The rationale behind investigating fat distribution stems from recent developments in cardiovascular research, which have shown that certain fat types, especially visceral and liver fat, can independently raise disease risk. These findings have resulted in health organizations advocating for risk assessments not to use BMI as the primary metric for obesity’s role in disease risk. The 2024 European Association for the Study of Obesity framework and the Lancet Commission on the future of obesity have both encouraged this shift.
For their study, the ICEP researchers employed Mendelian randomization (MR), a genetic epidemiology technique, to assess five fat distribution traits: abdominal subcutaneous adipose tissue (ASAT), visceral adipose tissue (VAT), gluteofemoral adipose tissue (GFAT), liver fat, and pancreas fat. They then looked for an association between these traits and the risk of developing 12 obesity-related cancers: endometrial, ovarian, breast, colorectal, pancreatic, multiple myeloma, liver, kidney, thyroid, gallbladder, oesophageal adenocarcinoma, and meningioma.
While obesity is already known as a risk factor for developing certain cancers, “the importance of the anatomical distribution of adiposity in the obesity-cancer risk relationship is not fully understood,” the researchers wrote, noting that measures such as BMI can’t capture this variation in fat distribution and its physiological impact.
The study found that higher genetically predicted ASAT significantly increased the risks of endometrial cancer, liver cancer, and oesophageal adenocarcinoma. Conversely, higher genetically predicted GFAT was associated with decreased risks of breast cancer and meningioma. They also observed that liver fat and VAT increased the risk of liver cancer, while pancreatic fat raised the risk for endometrioid ovarian cancer.
“Our analyses provide novel insights into the relationship between adiposity distribution and cancer risk,” the researchers wrote. “These insights highlight the potential importance of adipose tissue distribution alongside maintaining a healthy weight for cancer prevention.”

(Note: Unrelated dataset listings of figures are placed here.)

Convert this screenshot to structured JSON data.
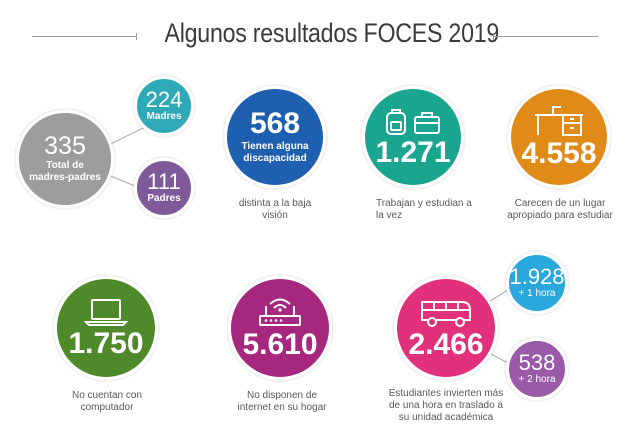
{
  "title": "Algunos resultados FOCES 2019",
  "colors": {
    "gray": "#9d9d9d",
    "teal": "#2fa9b8",
    "purple": "#7e5a9b",
    "blue": "#1f5fb0",
    "green": "#1aa58f",
    "orange": "#e08b18",
    "olive": "#4e8a2a",
    "magenta": "#a6277e",
    "pink": "#e0317a",
    "lightblue": "#2aa8dc",
    "violet": "#9a5aa8"
  },
  "parents": {
    "total_value": "335",
    "total_label_1": "Total de",
    "total_label_2": "madres-padres",
    "mothers_value": "224",
    "mothers_label": "Madres",
    "fathers_value": "111",
    "fathers_label": "Padres"
  },
  "disability": {
    "value": "568",
    "label_1": "Tienen alguna",
    "label_2": "discapacidad",
    "caption_1": "distinta a la baja",
    "caption_2": "visión",
    "icon": "none"
  },
  "work_study": {
    "value": "1.271",
    "caption_1": "Trabajan y estudian a",
    "caption_2": "la vez",
    "icon": "backpack-and-briefcase-icon"
  },
  "study_place": {
    "value": "4.558",
    "caption_1": "Carecen de un lugar",
    "caption_2": "apropiado para estudiar",
    "icon": "desk-icon"
  },
  "computer": {
    "value": "1.750",
    "caption_1": "No cuentan con",
    "caption_2": "computador",
    "icon": "laptop-icon"
  },
  "internet": {
    "value": "5.610",
    "caption_1": "No disponen de",
    "caption_2": "internet en su hogar",
    "icon": "router-icon"
  },
  "commute": {
    "value": "2.466",
    "caption_1": "Estudiantes invierten más",
    "caption_2": "de una hora en traslado a",
    "caption_3": "su unidad académica",
    "icon": "bus-icon",
    "one_hour_value": "1.928",
    "one_hour_label": "+ 1 hora",
    "two_hours_value": "538",
    "two_hours_label": "+ 2 hora"
  }
}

Once the team had produced their risk assessments, they then looked for biological mechanisms that might explain the decreases in risk and found evidence that hormones and metabolic markers, such as bioavailable testosterone, fasting insulin, IGFBP-1, and adiponectin, could mediate the effects of specific fat deposits on cancer development. For instance, ASAT appeared to affect endometrial cancer risk via pathways involving SHBG and testosterone, while GFAT’s protective role in non-endometrioid endometrial cancer was potentially linked to higher adiponectin levels.
An important finding of the study was that while overall obesity is a risk factor, specific types of fat may be more harmful—or protective—than others. “The effects of adiposity distribution traits on cancer outcomes appear likely to vary, both by adiposity trait and cancer type,” the researchers wrote.

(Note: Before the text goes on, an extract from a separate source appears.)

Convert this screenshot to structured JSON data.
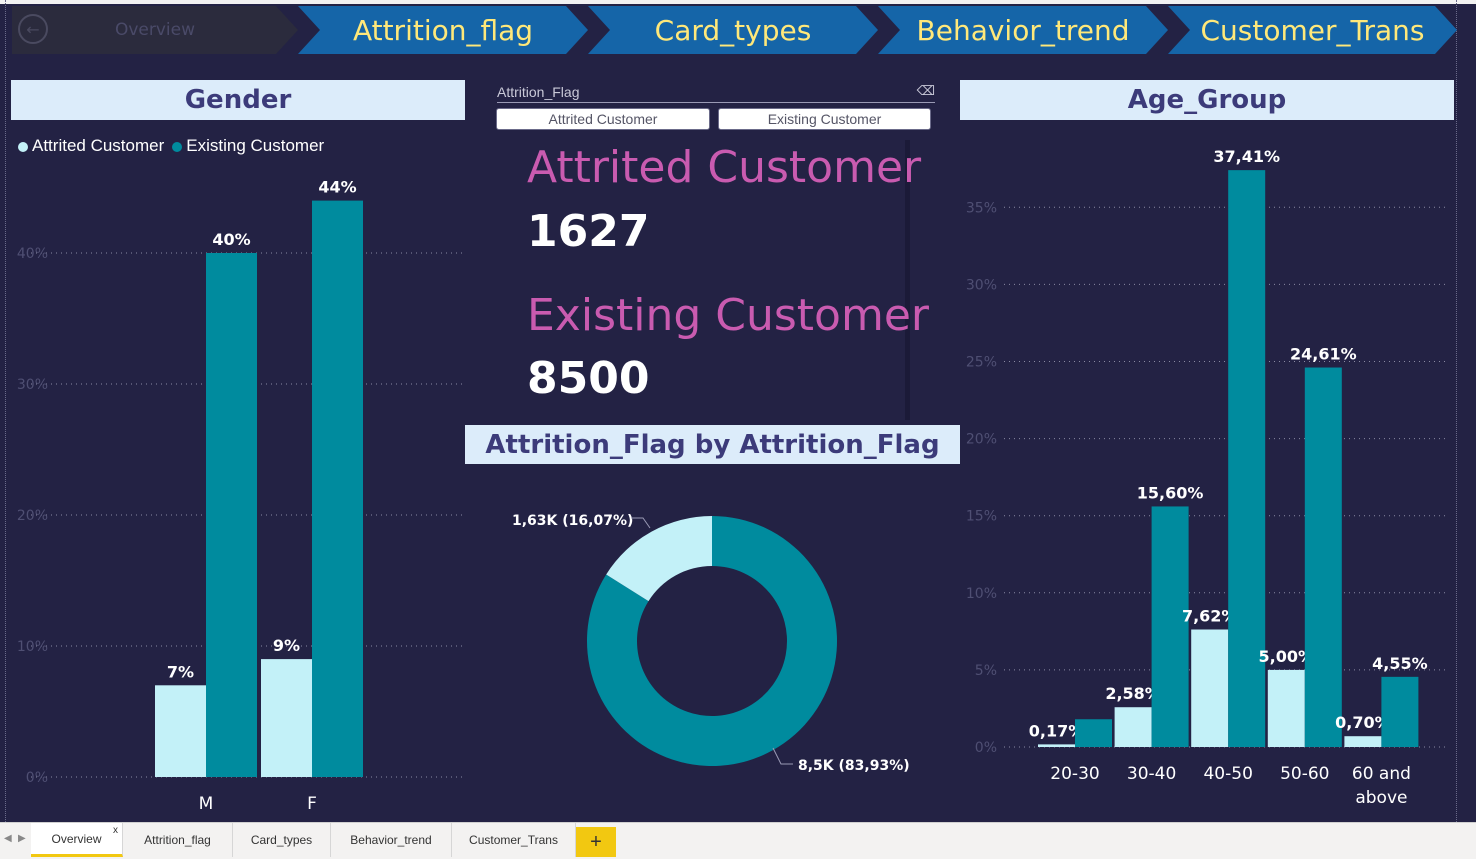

The findings could change how clinicians assess their patients for cancer risk based on what kind of fat, where it is in the body, and their potential risk. With further validation, fat distribution metrics could help identify individuals at higher risk of specific cancers, to allow for personalized prevention strategies, and could influence how obesity treatments, whether they are lifestyle changes or drug treatments, are used.
The research team noted that earlier observational studies had hinted at these relationships, but they exhibited limited reliability. Mendelian randomization, however, which uses genetic variants as proxies, strengthens the case for causality. Despite this, the authors noted that more research is needed, especially in non-European populations and using data with greater statistical power.

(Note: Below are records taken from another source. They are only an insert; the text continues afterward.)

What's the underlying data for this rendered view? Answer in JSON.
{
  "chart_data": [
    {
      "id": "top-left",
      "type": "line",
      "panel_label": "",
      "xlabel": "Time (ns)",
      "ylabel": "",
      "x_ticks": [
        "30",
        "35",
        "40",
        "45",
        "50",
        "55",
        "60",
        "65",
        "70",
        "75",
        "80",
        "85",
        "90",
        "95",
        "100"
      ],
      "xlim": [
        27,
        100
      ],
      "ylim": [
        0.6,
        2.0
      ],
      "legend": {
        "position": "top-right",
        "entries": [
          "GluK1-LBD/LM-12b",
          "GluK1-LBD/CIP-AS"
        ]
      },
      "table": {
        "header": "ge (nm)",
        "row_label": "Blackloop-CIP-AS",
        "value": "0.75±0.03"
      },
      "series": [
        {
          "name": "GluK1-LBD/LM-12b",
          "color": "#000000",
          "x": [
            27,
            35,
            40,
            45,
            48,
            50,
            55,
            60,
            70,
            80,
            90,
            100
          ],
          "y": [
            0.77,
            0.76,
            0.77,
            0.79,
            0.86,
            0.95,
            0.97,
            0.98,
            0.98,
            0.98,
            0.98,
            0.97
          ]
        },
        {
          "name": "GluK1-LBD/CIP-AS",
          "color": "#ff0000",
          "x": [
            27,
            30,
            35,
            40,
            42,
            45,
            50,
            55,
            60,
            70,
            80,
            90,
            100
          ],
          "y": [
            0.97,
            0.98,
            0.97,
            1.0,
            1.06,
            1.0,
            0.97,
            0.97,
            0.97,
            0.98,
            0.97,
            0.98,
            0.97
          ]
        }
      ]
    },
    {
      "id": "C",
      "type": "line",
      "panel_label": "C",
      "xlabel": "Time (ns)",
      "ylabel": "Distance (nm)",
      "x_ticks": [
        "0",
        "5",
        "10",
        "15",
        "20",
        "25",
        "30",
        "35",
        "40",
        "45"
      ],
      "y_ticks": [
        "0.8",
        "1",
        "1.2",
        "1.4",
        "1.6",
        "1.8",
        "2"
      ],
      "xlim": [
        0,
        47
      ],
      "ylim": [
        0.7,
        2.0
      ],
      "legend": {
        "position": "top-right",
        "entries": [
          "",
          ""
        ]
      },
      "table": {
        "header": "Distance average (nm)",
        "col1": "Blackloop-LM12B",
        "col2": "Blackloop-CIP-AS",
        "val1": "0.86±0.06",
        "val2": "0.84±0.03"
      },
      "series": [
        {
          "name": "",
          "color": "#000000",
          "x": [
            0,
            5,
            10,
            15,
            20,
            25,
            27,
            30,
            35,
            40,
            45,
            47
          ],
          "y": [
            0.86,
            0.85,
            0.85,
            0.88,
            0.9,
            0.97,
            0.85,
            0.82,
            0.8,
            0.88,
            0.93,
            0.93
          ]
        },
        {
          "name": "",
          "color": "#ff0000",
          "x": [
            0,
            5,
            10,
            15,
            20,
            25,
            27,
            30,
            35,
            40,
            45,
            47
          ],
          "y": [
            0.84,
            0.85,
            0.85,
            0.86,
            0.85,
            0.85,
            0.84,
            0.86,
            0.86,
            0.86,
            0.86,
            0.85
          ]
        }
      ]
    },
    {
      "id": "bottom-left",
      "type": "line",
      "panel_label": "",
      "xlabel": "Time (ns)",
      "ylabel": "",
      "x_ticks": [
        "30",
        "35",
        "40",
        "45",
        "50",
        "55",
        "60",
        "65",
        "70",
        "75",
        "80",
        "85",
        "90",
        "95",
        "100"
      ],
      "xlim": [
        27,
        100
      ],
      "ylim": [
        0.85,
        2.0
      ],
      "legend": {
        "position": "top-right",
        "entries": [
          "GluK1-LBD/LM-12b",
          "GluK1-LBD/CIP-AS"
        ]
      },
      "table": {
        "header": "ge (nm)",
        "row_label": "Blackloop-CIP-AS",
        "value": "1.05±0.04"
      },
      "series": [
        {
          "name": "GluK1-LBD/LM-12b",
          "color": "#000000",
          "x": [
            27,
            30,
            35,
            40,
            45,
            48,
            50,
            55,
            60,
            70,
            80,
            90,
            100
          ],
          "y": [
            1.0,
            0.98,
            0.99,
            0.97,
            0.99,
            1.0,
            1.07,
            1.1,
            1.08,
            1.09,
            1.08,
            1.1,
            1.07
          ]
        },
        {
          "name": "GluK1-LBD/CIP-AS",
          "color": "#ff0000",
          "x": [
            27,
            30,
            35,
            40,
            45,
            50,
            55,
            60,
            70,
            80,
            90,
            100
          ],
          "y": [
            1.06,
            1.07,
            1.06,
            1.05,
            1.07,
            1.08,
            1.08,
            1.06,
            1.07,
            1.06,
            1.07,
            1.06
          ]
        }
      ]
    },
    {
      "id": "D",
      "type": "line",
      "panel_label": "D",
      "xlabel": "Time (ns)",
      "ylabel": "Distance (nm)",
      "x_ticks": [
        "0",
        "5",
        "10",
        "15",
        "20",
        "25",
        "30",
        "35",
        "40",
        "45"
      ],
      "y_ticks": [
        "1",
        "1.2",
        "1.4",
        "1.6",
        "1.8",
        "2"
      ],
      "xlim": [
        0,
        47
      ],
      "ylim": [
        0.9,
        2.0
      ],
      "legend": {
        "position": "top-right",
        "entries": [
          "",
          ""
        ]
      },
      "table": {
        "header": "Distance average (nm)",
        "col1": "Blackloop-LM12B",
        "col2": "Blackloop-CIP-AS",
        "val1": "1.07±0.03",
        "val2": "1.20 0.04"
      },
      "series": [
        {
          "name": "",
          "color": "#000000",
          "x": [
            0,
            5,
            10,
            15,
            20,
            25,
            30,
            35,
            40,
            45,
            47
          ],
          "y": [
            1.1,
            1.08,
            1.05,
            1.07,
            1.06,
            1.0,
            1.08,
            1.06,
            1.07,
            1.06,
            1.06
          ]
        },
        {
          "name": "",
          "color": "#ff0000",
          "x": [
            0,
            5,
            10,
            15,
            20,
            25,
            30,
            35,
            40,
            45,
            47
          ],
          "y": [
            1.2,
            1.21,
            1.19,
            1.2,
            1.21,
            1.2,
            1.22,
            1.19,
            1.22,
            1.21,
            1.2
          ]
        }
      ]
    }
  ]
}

For instance, “future studies should explore potential interactions between genetically predicted adiposity and alcohol consumption in relation to cancer risk, particularly liver cancer,” the researchers wrote. Additionally, their findings could be strengthened via better data on molecular traits such as estrogen and progesterone, which were not included.
Next steps along this line of inquiry would include studies using prospective cohorts to further validate these findings and to understand how different obesity treatments influence fat distribution and cancer pathways. “It is vital to understand the biological mechanisms that underpin these associations—particularly how and why different fat depots affect cancer development,” said Hazelwood.